PTY or IO.select timing issue results in no EOF
I have observed that when running a shell through PTY the slave will sometimes fail to produce an EOF after an exit command. As a result polling via IO.select can timeout. A full example is attached. This is a simplified example illustrating the problematic loop:
# PTY.spawn ...
master.write "exit 8\n"
str = ''
raise "timeout waiting for slave EOF"
if slave.eof? break end str << slave.read(1)
After 'exit' is written to master, the loop normally reads all of slave into str. The select ensures the loop can timeout but under normal circumstances it will not (3 seconds is plenty of time to exit a shell). The bug is that it occasionally does timeout having never seen an EOF - meaning either the select is not detecting EOF on the slave or an EOF is not being written to the slave.

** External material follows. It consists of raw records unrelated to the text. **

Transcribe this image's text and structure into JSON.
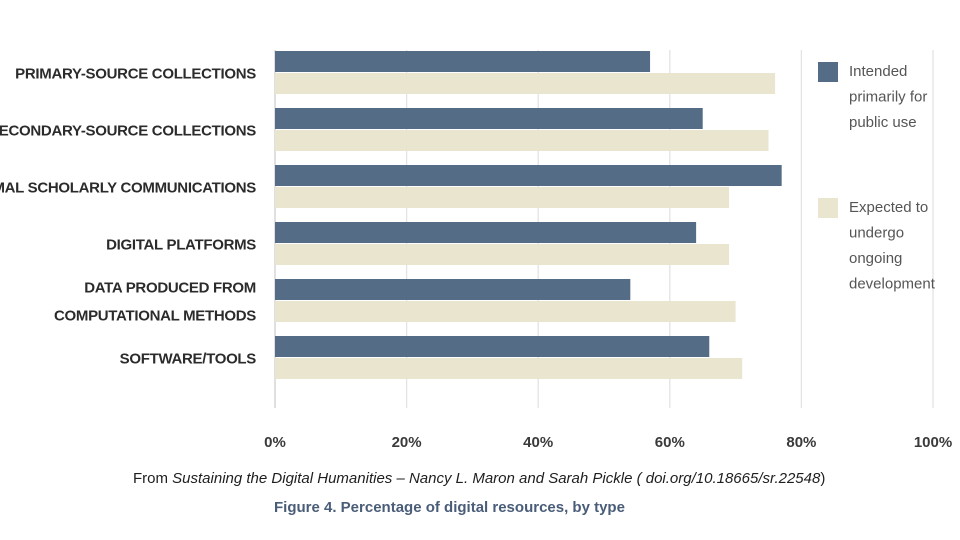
{
  "chart_data": {
    "type": "bar",
    "orientation": "horizontal",
    "categories": [
      [
        "PRIMARY-SOURCE COLLECTIONS"
      ],
      [
        "SECONDARY-SOURCE COLLECTIONS"
      ],
      [
        "INFORMAL SCHOLARLY COMMUNICATIONS"
      ],
      [
        "DIGITAL PLATFORMS"
      ],
      [
        "DATA PRODUCED FROM",
        "COMPUTATIONAL METHODS"
      ],
      [
        "SOFTWARE/TOOLS"
      ]
    ],
    "series": [
      {
        "name": "Intended primarily for public use",
        "legend_lines": [
          "Intended",
          "primarily for",
          "public use"
        ],
        "color": "#546c86",
        "values": [
          57,
          65,
          77,
          64,
          54,
          66
        ]
      },
      {
        "name": "Expected to undergo ongoing development",
        "legend_lines": [
          "Expected to",
          "undergo",
          "ongoing",
          "development"
        ],
        "color": "#e9e5cf",
        "values": [
          76,
          75,
          69,
          69,
          70,
          71
        ]
      }
    ],
    "xlim": [
      0,
      100
    ],
    "x_ticks": [
      "0%",
      "20%",
      "40%",
      "60%",
      "80%",
      "100%"
    ],
    "grid": true,
    "legend_position": "right",
    "caption": "Figure 4. Percentage of digital resources, by type"
  },
  "source": {
    "prefix": "From ",
    "title": "Sustaining the Digital Humanities – Nancy L. Maron and Sarah Pickle ( doi.org/10.18665/sr.22548",
    "suffix": ")"
  }
}
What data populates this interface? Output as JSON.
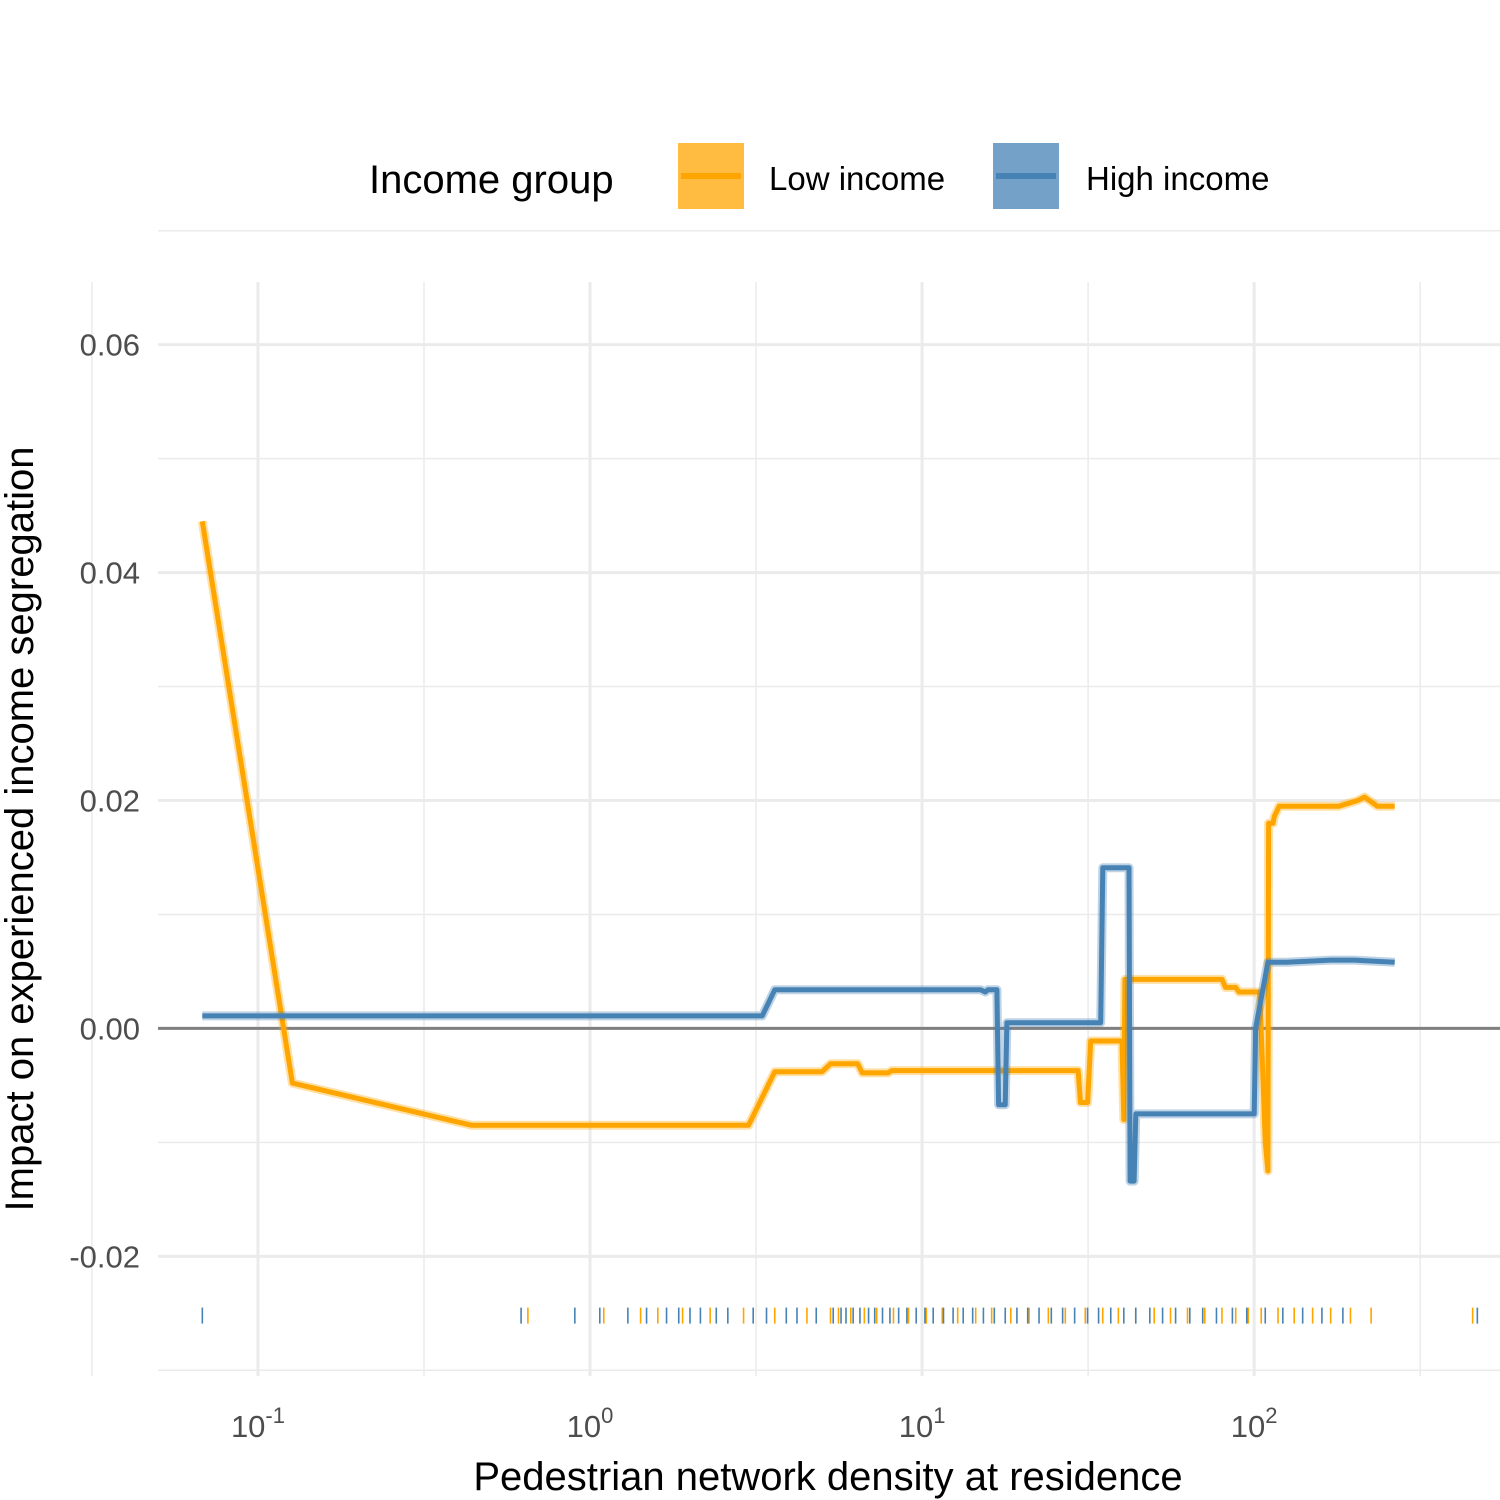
{
  "chart_data": {
    "type": "line",
    "title": "",
    "xlabel": "Pedestrian network density at residence",
    "ylabel": "Impact on experienced income segregation",
    "x_scale": "log10",
    "xlim": [
      0.05,
      550
    ],
    "ylim": [
      -0.0305,
      0.0655
    ],
    "x_tick_labels": [
      {
        "base": "10",
        "exp": "-1",
        "value": 0.1
      },
      {
        "base": "10",
        "exp": "0",
        "value": 1
      },
      {
        "base": "10",
        "exp": "1",
        "value": 10
      },
      {
        "base": "10",
        "exp": "2",
        "value": 100
      }
    ],
    "y_ticks": [
      -0.02,
      0.0,
      0.02,
      0.04,
      0.06
    ],
    "y_tick_labels": [
      "-0.02",
      "0.00",
      "0.02",
      "0.04",
      "0.06"
    ],
    "grid": true,
    "zero_line": 0.0,
    "legend": {
      "title": "Income group",
      "position": "top",
      "entries": [
        "Low income",
        "High income"
      ]
    },
    "series": [
      {
        "name": "Low income",
        "color": "#FFA500",
        "points": [
          [
            0.068,
            0.0445
          ],
          [
            0.127,
            -0.0048
          ],
          [
            0.44,
            -0.0085
          ],
          [
            3.0,
            -0.0085
          ],
          [
            3.6,
            -0.0038
          ],
          [
            5.0,
            -0.0038
          ],
          [
            5.3,
            -0.0031
          ],
          [
            6.4,
            -0.0031
          ],
          [
            6.6,
            -0.0039
          ],
          [
            7.9,
            -0.0039
          ],
          [
            8.1,
            -0.0037
          ],
          [
            29.5,
            -0.0037
          ],
          [
            30.0,
            -0.0065
          ],
          [
            31.5,
            -0.0065
          ],
          [
            32.2,
            -0.0011
          ],
          [
            40.0,
            -0.0011
          ],
          [
            40.5,
            -0.008
          ],
          [
            40.8,
            0.0043
          ],
          [
            80.0,
            0.0043
          ],
          [
            82.0,
            0.0036
          ],
          [
            88.0,
            0.0036
          ],
          [
            90.0,
            0.0032
          ],
          [
            104.0,
            0.0032
          ],
          [
            108.0,
            -0.01
          ],
          [
            110.0,
            -0.0125
          ],
          [
            110.5,
            0.018
          ],
          [
            114.0,
            0.018
          ],
          [
            115.0,
            0.0186
          ],
          [
            119.0,
            0.0195
          ],
          [
            180.0,
            0.0195
          ],
          [
            205.0,
            0.02
          ],
          [
            215.0,
            0.0203
          ],
          [
            235.0,
            0.0195
          ],
          [
            265.0,
            0.0195
          ]
        ]
      },
      {
        "name": "High income",
        "color": "#4682B4",
        "points": [
          [
            0.068,
            0.0011
          ],
          [
            3.3,
            0.0011
          ],
          [
            3.6,
            0.0034
          ],
          [
            15.0,
            0.0034
          ],
          [
            15.5,
            0.0032
          ],
          [
            15.8,
            0.0034
          ],
          [
            16.8,
            0.0034
          ],
          [
            17.0,
            -0.0067
          ],
          [
            17.8,
            -0.0067
          ],
          [
            18.0,
            0.0005
          ],
          [
            34.5,
            0.0005
          ],
          [
            35.0,
            0.0141
          ],
          [
            42.0,
            0.0141
          ],
          [
            42.3,
            -0.0134
          ],
          [
            43.5,
            -0.0134
          ],
          [
            44.0,
            -0.0075
          ],
          [
            100.0,
            -0.0075
          ],
          [
            101.0,
            0.0
          ],
          [
            110.0,
            0.0058
          ],
          [
            125.0,
            0.0058
          ],
          [
            170.0,
            0.006
          ],
          [
            200.0,
            0.006
          ],
          [
            265.0,
            0.0058
          ]
        ]
      }
    ],
    "rug": {
      "y": -0.0252,
      "low_income_x": [
        0.65,
        1.1,
        1.42,
        1.6,
        1.9,
        2.3,
        2.9,
        3.6,
        4.5,
        5.3,
        5.6,
        6.1,
        6.7,
        7.3,
        8.2,
        9.1,
        10.3,
        11.5,
        12.8,
        14.5,
        16.2,
        18.5,
        21.0,
        24.0,
        27.0,
        31.0,
        35.0,
        39.0,
        44.0,
        50.0,
        56.0,
        63.0,
        71.0,
        80.0,
        88.0,
        96.0,
        105.0,
        118.0,
        132.0,
        150.0,
        170.0,
        195.0,
        225.0,
        455.0
      ],
      "high_income_x": [
        0.068,
        0.62,
        0.9,
        1.07,
        1.3,
        1.48,
        1.7,
        1.85,
        2.0,
        2.15,
        2.4,
        2.6,
        3.1,
        3.4,
        3.9,
        4.2,
        4.8,
        5.4,
        5.7,
        5.9,
        6.2,
        6.5,
        6.9,
        7.2,
        7.6,
        8.0,
        8.5,
        9.0,
        9.6,
        10.2,
        10.8,
        11.6,
        12.4,
        13.3,
        14.2,
        15.3,
        16.5,
        17.8,
        19.3,
        20.8,
        22.5,
        24.5,
        26.5,
        28.8,
        31.5,
        34.0,
        37.0,
        40.5,
        44.0,
        48.5,
        53.0,
        58.0,
        64.0,
        70.0,
        77.0,
        86.0,
        95.0,
        108.0,
        122.0,
        140.0,
        160.0,
        185.0,
        470.0
      ]
    }
  }
}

The bizarre thing is that I can confirm after the timeout that the pty process does exit with the correct status (8) regardless of whether the loop exits normally with an EOF or by timeout.
I'm not sure if this is an issue with the PTY implementation, an issue with the shell, or with the OS. I have observed the bug repeatedly using 1.9.2 on OS X 10.6.8, Ubuntu 11.04, and SLES 10, and with shells bash, ksh, csh, zsh (although mostly with bash). I suspect the PTY implementation plays some role because the bug does not appear to occur on 1.8.7 and 1.8.6. However the frequency of the bug varies so much across OS and shell, I know it could very well be an issue outside of ruby.
To reproduce, run the pty_fail.rb script for 10k (or more) iterations. On OS X it usually crops up within 10k. On Ubuntu 11.04 it is very, very rare, ~100k may be needed. Ex:
ruby pty_no_eof_example.rb 10000 /bin/bash
Updated by akr (Akira Tanaka) over 7 years ago
- Status changed from Assigned to Feedback
I tried to reproduce the problem on Debian GNU/Linux and FreeBSD. (I don't have Mac OS X.)
It is possible but very rare.
However the problem is occur more frequently if I run different heavy task on the host.
So, I guess the problem is just a "3 seconds is not enough".
It is possible that OS runs the child process very slowly if the host is very busy.
Is there an evidence that this problem is actually the problem of Ruby?